Deutsche Bank downgraded Dollar Tree (DLTR) stock to a “hold” from a “buy” yesterday. It believes that the newly announced 10% tariffs on $300 billion worth of Chinese imports will negatively affect the discount retailer. The new tariffs are set to come into effect on September 1. Also, Deutsche Bank thinks that Dollar Tree is fairly valued with a balanced risk-return profile.
Deutsche Bank lowered its price target for Dollar Tree stock to $99 from $106. Despite Dollar Tree’s turnaround efforts, Deutsche Bank isn’t confident about the prospects of the company’s Family Dollar business. The company acquired Family Dollar in 2015.
The rating downgrade and US-China trade tensions dragged Dollar Tree stock down 4.1% on August 5. The stock of rival Dollar General (DG) fell 0.8% on the day. Dollar Tree and Dollar General have risen 2.8% and 22.7%, respectively, YTD (year-to-date). Dollar Tree stock lags the 13.5% YTD rise of the S&P 500.
In its first-quarter press release, Dollar Tree stated that its 2019 outlook took into consideration the impact of the 25% tariff on Chinese imports. However, the company indicated that any further tariffs would affect its business and consumers.
In contrast to Deutsche Bank, JPMorgan Chase upgraded Dollar Tree stock to “overweight” from “neutral” on June 11. JPMorgan also raised its price target for Dollar Tree stock to $122 from $82.
Dollar Tree’s first-quarter performance
Dollar Tree’s first-quarter adjusted EPS fell 4.2% to $1.14. Higher investments in growth initiatives dragged on its EPS. The company’s first-quarter sales increased 4.6% to $5.81 billion.

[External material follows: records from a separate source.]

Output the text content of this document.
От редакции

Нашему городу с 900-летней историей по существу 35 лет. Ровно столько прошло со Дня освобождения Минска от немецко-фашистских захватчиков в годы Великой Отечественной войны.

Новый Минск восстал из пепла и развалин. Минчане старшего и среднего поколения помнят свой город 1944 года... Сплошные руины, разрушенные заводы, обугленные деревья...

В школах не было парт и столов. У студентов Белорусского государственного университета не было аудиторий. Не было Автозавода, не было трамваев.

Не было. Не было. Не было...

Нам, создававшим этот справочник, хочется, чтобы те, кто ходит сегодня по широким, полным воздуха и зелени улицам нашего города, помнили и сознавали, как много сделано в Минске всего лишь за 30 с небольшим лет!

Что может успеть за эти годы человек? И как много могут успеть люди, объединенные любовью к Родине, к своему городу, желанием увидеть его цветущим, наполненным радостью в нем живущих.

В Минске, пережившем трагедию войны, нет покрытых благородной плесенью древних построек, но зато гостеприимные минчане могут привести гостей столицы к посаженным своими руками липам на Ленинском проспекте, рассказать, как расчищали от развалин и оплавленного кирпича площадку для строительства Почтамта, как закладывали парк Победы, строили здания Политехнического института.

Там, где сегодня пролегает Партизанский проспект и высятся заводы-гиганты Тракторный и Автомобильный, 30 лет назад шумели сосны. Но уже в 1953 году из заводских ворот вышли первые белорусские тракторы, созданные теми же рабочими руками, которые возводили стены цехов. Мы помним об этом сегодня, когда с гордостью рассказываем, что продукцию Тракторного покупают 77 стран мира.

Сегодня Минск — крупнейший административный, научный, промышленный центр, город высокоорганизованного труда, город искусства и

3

The contribution from new stores and SSSG (same-store sales growth) of 2.2% drove its top line growth in the quarter. The Dollar Tree banner’s SSSG was 2.4%. The Family Dollar banner benefited from the company’s transformation initiatives. Its SSSG was 1.9% in the quarter.
The company exceeded analysts’ sales expectation of $5.78 billion and was in line with its earnings estimate. In comparison, Dollar General’s adjusted EPS rose 8.8% to $1.48 with an 8.3% rise in sales to $6.62 billion.
Ratings for Dollar Tree stock
Of the 28 analysts covering Dollar Tree stock, 17 had a “buy” recommendations on August 5. Eleven analysts had “hold” recommendations, while none had “sells.” The consistent performance of Dollar Tree banner stores has been a key growth driver for Dollar Tree. However, the Family Dollar business has been weak. The company is taking several aggressive measures to improve its Family Dollar business. These measures include renovating its stores and re-bannering some of the Family Dollar stores to the Dollar Tree banner.
The company is also testing multiple price points with merchandise priced at values greater than $1. On August 5, Dollar Tree was trading at a 12-month forward PE multiple of 17.3x. Dollar General’s forward PE was 19.5x. Currently, analysts expect Dollar Tree’s sales to rise 3.9% to $23.7 billion in fiscal 2019. The company’s adjusted EPS are expected to fall 5.3% to $5.16.
In comparison, analysts have higher growth expectations for Dollar General. They expect its sales to rise 7.4% to $27.5 billion and its adjusted EPS to rise 8.4% to $6.47. Higher tariffs and any further escalation in the US-China trade war are expected to put pressure on retailers.